Hernandez, Woolem’s current attorney, said: “Basically, there was a severe breakdown in the security system. There should have been someone to take responsibility for those calls and there wasn’t.”
Federspiel’s ruling noted that the last two calls were accessed on the same day — Sept. 30 — that Schoenrock was arrested for driving with a suspended license and taken into custody. Later, he was charged with possession of stolen property.
Hernandez said he saw a direct correlation between those calls and incidents surrounding Schoenrock’s investigation and arrest.
“All these little investigations of Schoenrock were going around at the time of these calls,” Hernandez said.
Since the Woolem phone calls came to light, the Corrections Department revoked automatic access to recordings by the sheriff’s office and Yakima police, requiring both agencies to have requests for access screened by county prosecutors.
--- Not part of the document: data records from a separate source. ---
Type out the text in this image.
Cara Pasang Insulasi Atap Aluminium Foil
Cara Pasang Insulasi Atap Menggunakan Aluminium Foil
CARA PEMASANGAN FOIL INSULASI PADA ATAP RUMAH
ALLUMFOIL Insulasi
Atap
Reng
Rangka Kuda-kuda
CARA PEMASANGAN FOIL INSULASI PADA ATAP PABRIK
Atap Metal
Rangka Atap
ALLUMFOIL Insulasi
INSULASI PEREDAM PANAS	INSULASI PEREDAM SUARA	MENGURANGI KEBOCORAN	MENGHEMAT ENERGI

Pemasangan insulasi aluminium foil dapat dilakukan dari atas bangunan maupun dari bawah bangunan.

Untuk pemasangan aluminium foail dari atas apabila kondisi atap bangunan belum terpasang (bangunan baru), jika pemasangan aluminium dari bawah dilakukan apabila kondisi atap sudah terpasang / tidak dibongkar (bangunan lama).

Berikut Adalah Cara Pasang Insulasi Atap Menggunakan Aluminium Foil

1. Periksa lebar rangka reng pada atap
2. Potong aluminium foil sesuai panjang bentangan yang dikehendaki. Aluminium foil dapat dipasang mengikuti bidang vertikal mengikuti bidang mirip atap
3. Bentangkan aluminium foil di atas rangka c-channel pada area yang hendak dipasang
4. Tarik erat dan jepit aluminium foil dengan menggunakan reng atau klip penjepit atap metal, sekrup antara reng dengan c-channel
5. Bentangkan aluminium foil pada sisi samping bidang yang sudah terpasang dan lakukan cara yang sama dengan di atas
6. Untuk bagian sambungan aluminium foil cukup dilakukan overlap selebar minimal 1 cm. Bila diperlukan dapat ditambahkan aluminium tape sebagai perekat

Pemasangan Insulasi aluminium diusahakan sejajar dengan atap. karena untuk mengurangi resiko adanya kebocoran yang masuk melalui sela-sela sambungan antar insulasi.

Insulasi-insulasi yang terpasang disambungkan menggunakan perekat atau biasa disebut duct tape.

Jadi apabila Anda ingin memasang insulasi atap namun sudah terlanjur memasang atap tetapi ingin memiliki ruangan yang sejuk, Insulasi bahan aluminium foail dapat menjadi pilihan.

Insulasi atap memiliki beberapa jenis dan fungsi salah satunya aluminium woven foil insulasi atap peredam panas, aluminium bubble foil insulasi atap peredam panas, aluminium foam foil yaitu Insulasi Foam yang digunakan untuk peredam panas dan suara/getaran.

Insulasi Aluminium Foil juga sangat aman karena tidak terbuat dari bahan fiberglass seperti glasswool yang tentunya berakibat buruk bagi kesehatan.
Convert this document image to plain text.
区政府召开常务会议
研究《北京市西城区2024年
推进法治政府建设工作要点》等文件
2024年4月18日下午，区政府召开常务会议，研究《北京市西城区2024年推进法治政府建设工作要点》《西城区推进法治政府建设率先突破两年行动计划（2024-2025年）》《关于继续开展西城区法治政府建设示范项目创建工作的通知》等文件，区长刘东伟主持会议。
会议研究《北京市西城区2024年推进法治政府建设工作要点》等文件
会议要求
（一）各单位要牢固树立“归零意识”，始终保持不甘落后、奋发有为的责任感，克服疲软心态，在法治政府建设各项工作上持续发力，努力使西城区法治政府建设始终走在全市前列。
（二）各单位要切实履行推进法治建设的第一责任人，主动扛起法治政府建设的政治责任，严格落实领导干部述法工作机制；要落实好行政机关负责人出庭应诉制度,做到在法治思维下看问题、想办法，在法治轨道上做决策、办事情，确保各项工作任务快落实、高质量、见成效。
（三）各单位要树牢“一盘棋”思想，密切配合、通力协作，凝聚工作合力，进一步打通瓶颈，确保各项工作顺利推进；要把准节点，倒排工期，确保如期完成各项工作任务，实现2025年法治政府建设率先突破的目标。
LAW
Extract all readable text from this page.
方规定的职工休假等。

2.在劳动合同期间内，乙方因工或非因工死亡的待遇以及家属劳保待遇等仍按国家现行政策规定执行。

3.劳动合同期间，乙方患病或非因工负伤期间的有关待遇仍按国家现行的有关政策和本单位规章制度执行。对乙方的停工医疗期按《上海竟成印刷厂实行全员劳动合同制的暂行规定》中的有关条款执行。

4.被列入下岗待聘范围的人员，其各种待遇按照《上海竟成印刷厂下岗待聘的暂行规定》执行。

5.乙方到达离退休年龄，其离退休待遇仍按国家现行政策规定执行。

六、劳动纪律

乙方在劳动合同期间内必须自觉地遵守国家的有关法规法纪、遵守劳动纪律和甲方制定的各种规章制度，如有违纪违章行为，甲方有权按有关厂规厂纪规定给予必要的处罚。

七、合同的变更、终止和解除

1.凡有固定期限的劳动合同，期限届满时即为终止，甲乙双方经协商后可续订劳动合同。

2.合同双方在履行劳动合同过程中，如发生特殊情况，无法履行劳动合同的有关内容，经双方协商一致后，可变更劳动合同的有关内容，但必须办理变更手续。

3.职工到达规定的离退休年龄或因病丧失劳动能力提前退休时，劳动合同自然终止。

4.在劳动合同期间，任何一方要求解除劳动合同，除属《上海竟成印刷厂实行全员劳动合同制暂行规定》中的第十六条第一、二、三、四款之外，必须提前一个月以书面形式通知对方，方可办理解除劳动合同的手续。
Also, Federspiel noted, the prosecutor’s office has changed its internal policies regarding user names and access to the inmate phone system.
The judge wrote that prosecutors asked him to infer that “access was accidental.” However, Federspiel concluded based on evidence and the credibility of witnesses under oath “that the access was an intentional, deliberate and purposeful access to the conversations between Mr. Schoenrock and Mr. Woolem.”